I've got a Winform app that will be used in the US and China. The SQL Server 2005 database is in the US, so the data access is going to be slower for the people in China. I'm deciding between using a DataReader and a Dataset for best performance. The data will immediately be loaded into business objects upon retrieval.

Question: Which performs better (DataReader/DataSet) pulling data from a database that's far away? I have read that the DataReader goes back to the database for each .Read(), so if the connection is slow to begin with, will the DataSet be a better choice here?

Thanks

A: 

Hi,

depend of amount of data. You cannot store in memory (dataset) a too large amount.
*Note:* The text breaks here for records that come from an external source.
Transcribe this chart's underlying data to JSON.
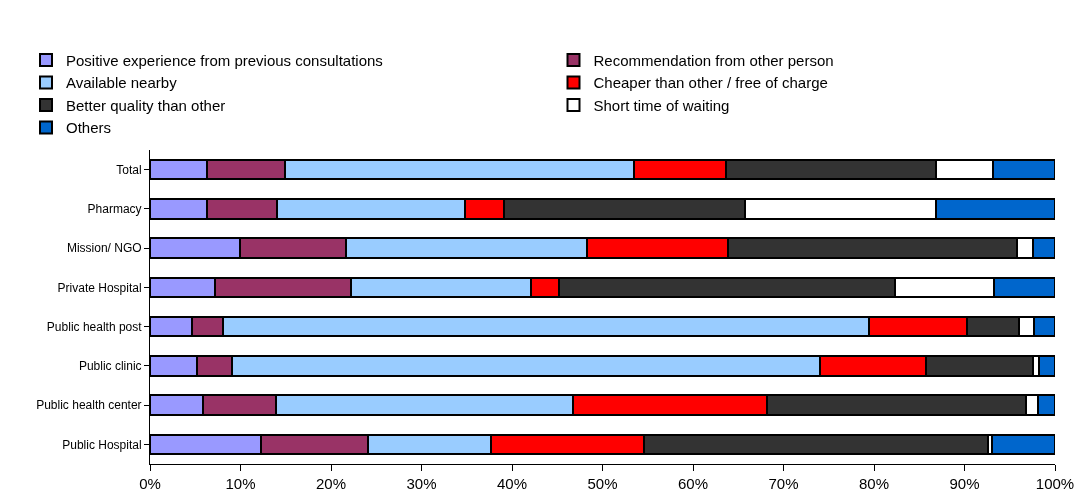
{
  "chart_data": {
    "type": "bar",
    "orientation": "horizontal",
    "stacked": true,
    "categories": [
      "Total",
      "Pharmacy",
      "Mission/ NGO",
      "Private Hospital",
      "Public health post",
      "Public clinic",
      "Public health center",
      "Public Hospital"
    ],
    "series": [
      {
        "name": "Positive experience from previous consultations",
        "color": "#9999ff",
        "values": [
          6.3,
          6.3,
          9.9,
          7.2,
          4.6,
          5.2,
          5.9,
          12.3
        ]
      },
      {
        "name": "Recommendation from other person",
        "color": "#993366",
        "values": [
          8.6,
          7.7,
          11.8,
          15.0,
          3.5,
          3.9,
          8.0,
          11.8
        ]
      },
      {
        "name": "Available nearby",
        "color": "#99ccff",
        "values": [
          38.6,
          20.8,
          26.6,
          19.9,
          71.4,
          64.9,
          32.8,
          13.6
        ]
      },
      {
        "name": "Cheaper than other / free of charge",
        "color": "#ff0000",
        "values": [
          10.2,
          4.3,
          15.6,
          3.1,
          10.8,
          11.8,
          21.5,
          16.9
        ]
      },
      {
        "name": "Better quality than other",
        "color": "#333333",
        "values": [
          23.1,
          26.7,
          31.9,
          37.1,
          5.7,
          11.8,
          28.6,
          38.0
        ]
      },
      {
        "name": "Short time of waiting",
        "color": "#ffffff",
        "values": [
          6.4,
          21.1,
          1.8,
          11.0,
          1.7,
          0.6,
          1.3,
          0.4
        ]
      },
      {
        "name": "Others",
        "color": "#0066cc",
        "values": [
          6.8,
          13.1,
          2.4,
          6.7,
          2.3,
          1.8,
          1.9,
          7.0
        ]
      }
    ],
    "xlim": [
      0,
      100
    ],
    "xticks": [
      {
        "value": 0,
        "label": "0%"
      },
      {
        "value": 10,
        "label": "10%"
      },
      {
        "value": 20,
        "label": "20%"
      },
      {
        "value": 30,
        "label": "30%"
      },
      {
        "value": 40,
        "label": "40%"
      },
      {
        "value": 50,
        "label": "50%"
      },
      {
        "value": 60,
        "label": "60%"
      },
      {
        "value": 70,
        "label": "70%"
      },
      {
        "value": 80,
        "label": "80%"
      },
      {
        "value": 90,
        "label": "90%"
      },
      {
        "value": 100,
        "label": "100%"
      }
    ],
    "legend": "top"
  }
}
Two ways for your problem at my mind :
- parallelisation (System.Thread)
- backgroundworkers

The first can improve performance in linq to sql cases. The second can help end users have a better experience (non bloqued UI).

Xstahef
+1  A: 

The performance of datareader vs a dataset will barely be measurable compared to the database roundtrips if you're expecting long distance/slow links.
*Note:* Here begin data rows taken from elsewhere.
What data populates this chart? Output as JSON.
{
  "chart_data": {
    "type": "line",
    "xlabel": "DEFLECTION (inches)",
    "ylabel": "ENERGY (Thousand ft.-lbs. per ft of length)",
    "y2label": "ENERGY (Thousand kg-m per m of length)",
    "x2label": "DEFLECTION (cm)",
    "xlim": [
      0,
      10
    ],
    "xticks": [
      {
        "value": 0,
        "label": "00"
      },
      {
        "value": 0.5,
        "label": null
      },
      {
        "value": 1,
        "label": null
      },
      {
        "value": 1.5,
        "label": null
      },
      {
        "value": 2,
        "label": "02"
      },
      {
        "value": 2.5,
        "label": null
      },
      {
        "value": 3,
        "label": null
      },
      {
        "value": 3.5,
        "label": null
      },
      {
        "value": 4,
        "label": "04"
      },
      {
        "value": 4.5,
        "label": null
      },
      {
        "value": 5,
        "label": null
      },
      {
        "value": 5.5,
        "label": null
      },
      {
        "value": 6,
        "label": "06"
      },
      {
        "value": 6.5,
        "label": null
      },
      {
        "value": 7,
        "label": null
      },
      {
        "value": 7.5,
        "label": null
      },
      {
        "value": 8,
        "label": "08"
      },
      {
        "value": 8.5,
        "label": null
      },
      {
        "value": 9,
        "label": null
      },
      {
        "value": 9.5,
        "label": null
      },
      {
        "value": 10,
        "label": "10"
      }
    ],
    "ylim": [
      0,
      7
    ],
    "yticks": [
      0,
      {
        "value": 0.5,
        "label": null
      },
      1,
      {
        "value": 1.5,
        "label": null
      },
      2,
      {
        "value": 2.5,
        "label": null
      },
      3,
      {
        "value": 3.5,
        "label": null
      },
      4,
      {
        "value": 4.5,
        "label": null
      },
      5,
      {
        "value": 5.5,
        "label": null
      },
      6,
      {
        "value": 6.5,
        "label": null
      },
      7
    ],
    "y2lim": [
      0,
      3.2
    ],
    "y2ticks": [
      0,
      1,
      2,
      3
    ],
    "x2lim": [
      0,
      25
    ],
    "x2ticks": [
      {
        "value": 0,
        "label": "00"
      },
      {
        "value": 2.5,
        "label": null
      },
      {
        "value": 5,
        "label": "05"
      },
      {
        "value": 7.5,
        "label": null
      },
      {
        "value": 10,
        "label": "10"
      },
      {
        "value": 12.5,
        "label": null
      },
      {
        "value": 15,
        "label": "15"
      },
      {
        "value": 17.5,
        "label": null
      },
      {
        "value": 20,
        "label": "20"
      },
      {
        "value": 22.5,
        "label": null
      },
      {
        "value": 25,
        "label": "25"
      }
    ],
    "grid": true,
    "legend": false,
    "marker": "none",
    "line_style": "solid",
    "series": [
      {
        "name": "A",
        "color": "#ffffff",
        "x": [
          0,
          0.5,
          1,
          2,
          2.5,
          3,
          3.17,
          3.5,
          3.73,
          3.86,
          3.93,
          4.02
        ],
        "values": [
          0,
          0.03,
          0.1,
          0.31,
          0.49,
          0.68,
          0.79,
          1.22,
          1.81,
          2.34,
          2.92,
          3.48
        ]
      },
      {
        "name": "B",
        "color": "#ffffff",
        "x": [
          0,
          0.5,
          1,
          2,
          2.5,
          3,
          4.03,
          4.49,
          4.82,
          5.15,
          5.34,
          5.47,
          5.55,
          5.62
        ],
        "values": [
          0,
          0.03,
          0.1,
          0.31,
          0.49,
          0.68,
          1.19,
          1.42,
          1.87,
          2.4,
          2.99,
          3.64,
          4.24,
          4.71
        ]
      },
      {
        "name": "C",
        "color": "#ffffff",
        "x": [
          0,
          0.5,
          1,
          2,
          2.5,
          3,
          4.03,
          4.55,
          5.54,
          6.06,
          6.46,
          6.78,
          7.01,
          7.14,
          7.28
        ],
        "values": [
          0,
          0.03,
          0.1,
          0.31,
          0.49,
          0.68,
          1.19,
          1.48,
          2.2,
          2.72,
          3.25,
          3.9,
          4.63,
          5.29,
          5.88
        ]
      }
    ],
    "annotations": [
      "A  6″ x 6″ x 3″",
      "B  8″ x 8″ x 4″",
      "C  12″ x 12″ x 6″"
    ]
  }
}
DataSets might use more memory though, which might be a concern if you're dealing with a lot of data.

nos
As a point of reference, could you give a *rough estimate* of what a "a lot" of data is? At my job 100,000 records+ in a result set is common.
Jason D
We're dealing with similar, up to 3-400k, and don't have any problems so far.
nos
A: 

I think it doesn't matter since the connection is the bottleneck.

Both use the same mechanism to fetch the data (ADO.NET/Datareader).
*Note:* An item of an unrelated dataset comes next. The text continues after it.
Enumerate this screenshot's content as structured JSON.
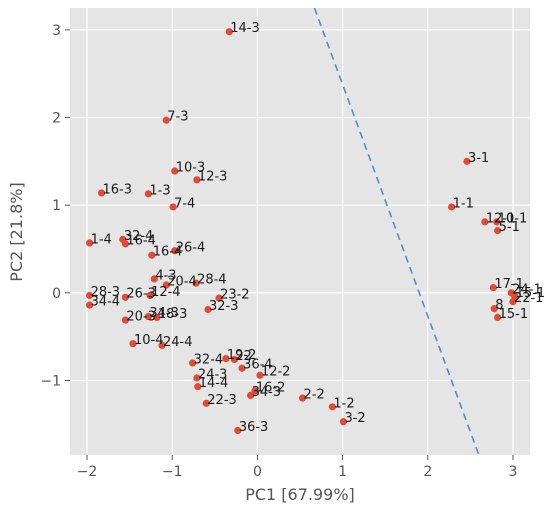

If you can do it you might compress the query result on the server en THEN send it to the client. That would improve performance.

Julian de Wit
How would I compress the query result on the server?
Gern Blandston
Well that requires an extra layer(tier) on the server if you have SQL server. That is a LOT of work.However some db's allow for compression out of the box (like mysql)
Julian de Wit
A: 

Depends on what database it is. Bad situation if it is Access.
Depends on how much data is moved around, what is the usage style? will users from China just read or do read/write on common data? do they need to see all data?

The idea is, separate the data (if it helps the scenario) and merge it back.

shahkalpesh
A: 

It doesn't matter which you choose since the DataSet uses the DataReader to fill. Try to avoid calling the db whereever possible, by caching results or by getting extra data. A few calls that get extra data will probably outperform alot of small pecks at the tables. Maybe a BackgroundWorker could preload some data that you know you will be using.

Steve
A: 

Just for other readers: the DataReader is MUCH more performant. Obviously, these users have not tried using both and actually tested the difference. Load 1,000 records with a DataReader and 1,000 with a DataSet. Then try limiting the records for the DataSet to 10 records (using the adapter's Fill method so that the 1,000 are loaded, but only 10 are populated/filled into the DataSet).

I really don't know why DataSets are so bad performance-wise during the fill operation, but the difference is huge. Its much faster to create your own collection and fill them with a DataReader than use the very bloated and slow DataSet.